The classical view is that a patent protects an invention so that an inventor can exploit it with a limited monopoly. The value of the patent is inherently linked to how it enables the owner to exploit the underlying invention, and to prevent infringement. Such a view is common for many pharmaceutical patents, where a monopoly over a drug can be worth billions.

The modern view is that a patent itself is an asset, independent of how it might link to the owner's exploitation of the underlying invention. That is, a patent has value through licensing fees, so it is useful to encourage infringement so as to enable such fees. Such a view is common for many telecommunications patents, where having a standards-essential patent can bring you licensing fees worth millions.

This neatly dovetails into how a patent application should be drafted.

If you want a patent to protect your exploitation of the invention, then it makes sense to clearly define what your invention is: protection for things other than those that affect the exploitation of your invention is unnecessary. Your description would be tightly linked to the implementation of your invention, with relatively few alternative embodiments. Your claims would not be overly broad, and would be clearly directed to the core of the invention. The chance that relevant prior art will arise will be lower, but if does turn up, it's more likely to be fatal.

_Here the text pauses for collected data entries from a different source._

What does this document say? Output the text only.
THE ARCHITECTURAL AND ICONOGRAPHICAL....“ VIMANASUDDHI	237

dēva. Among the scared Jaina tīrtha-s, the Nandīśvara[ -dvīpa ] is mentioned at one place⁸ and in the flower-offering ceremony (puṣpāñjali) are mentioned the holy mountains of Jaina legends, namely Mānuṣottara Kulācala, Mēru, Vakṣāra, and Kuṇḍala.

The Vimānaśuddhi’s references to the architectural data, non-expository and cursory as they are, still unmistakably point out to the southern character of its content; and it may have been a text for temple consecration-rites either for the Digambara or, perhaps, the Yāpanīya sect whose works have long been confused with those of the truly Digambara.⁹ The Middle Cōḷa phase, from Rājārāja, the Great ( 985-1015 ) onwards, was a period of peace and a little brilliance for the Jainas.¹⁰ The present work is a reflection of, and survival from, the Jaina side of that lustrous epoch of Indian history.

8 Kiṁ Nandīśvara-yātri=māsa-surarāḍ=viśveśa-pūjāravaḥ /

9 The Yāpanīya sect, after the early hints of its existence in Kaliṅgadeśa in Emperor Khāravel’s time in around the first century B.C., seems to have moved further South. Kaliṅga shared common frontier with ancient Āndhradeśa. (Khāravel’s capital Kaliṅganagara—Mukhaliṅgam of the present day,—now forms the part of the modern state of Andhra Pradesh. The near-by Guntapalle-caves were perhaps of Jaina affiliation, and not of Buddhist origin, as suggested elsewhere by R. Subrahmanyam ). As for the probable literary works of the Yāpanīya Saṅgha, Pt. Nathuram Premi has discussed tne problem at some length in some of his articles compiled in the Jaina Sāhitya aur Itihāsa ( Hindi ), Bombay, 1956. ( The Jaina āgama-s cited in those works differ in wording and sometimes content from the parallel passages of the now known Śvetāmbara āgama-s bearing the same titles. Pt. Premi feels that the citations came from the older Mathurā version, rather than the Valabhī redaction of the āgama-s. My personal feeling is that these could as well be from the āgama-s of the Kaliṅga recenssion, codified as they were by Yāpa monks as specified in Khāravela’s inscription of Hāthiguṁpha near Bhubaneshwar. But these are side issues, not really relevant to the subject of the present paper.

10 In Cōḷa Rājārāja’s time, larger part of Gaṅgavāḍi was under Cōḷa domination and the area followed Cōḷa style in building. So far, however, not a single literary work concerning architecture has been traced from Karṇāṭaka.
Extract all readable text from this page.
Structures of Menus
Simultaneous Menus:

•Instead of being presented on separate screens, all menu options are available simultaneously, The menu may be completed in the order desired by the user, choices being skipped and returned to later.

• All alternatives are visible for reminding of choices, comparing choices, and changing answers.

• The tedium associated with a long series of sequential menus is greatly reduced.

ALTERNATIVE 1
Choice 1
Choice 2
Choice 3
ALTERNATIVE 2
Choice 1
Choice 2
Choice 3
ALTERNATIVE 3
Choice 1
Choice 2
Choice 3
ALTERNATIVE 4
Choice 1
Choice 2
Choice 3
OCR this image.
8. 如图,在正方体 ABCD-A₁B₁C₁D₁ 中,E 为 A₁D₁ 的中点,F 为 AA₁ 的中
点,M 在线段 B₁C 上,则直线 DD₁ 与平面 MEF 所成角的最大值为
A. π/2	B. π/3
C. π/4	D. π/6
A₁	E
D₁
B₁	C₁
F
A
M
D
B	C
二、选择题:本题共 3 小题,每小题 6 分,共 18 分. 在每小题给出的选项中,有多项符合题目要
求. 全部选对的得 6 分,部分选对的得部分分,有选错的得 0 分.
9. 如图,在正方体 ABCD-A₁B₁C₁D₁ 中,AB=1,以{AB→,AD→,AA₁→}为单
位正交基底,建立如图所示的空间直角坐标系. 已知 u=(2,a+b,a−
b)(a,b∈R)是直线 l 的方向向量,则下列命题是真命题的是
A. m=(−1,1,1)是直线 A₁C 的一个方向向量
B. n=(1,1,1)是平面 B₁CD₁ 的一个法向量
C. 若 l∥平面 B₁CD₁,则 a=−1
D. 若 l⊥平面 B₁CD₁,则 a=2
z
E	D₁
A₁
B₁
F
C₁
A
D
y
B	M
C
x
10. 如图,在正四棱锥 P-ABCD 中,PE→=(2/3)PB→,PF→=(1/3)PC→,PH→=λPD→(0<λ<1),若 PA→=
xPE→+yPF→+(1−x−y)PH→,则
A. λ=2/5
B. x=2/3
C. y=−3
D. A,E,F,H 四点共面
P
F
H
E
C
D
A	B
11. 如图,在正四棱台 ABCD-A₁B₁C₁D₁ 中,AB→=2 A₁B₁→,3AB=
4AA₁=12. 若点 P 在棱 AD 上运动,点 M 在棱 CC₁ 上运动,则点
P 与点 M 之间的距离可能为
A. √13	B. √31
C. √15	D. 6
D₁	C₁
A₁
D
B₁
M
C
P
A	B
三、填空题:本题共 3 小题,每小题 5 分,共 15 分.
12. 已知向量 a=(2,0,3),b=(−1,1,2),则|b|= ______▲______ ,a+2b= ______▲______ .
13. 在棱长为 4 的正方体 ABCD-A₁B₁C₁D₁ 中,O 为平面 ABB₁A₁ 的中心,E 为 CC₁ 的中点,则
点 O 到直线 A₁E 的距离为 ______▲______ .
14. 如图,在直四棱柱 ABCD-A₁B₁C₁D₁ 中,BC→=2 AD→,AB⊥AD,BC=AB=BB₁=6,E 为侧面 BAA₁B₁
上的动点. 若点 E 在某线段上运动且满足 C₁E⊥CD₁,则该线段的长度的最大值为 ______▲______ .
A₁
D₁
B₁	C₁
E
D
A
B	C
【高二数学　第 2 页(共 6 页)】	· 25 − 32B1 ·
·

If you want a patent for secondary reasons like licensing fees, then it makes sense to be cagey about what you are protecting. Your description would be full of "mays", optional embodiments, and ranges of possibilities. The claims would be very broad, to make it hard for someone else to avoid infringement. The chance that relevant prior art will arise is much higher, since your broad and vague claims will encompass a lot more, but you will have more freedom to find suitable amendments and argue around it. Moreover, the chance that you will receive clarity or sufficiency objections is much higher (particularly in stricter jurisdictions like the EPO), which may be impossible to overcome if you have been too greedy.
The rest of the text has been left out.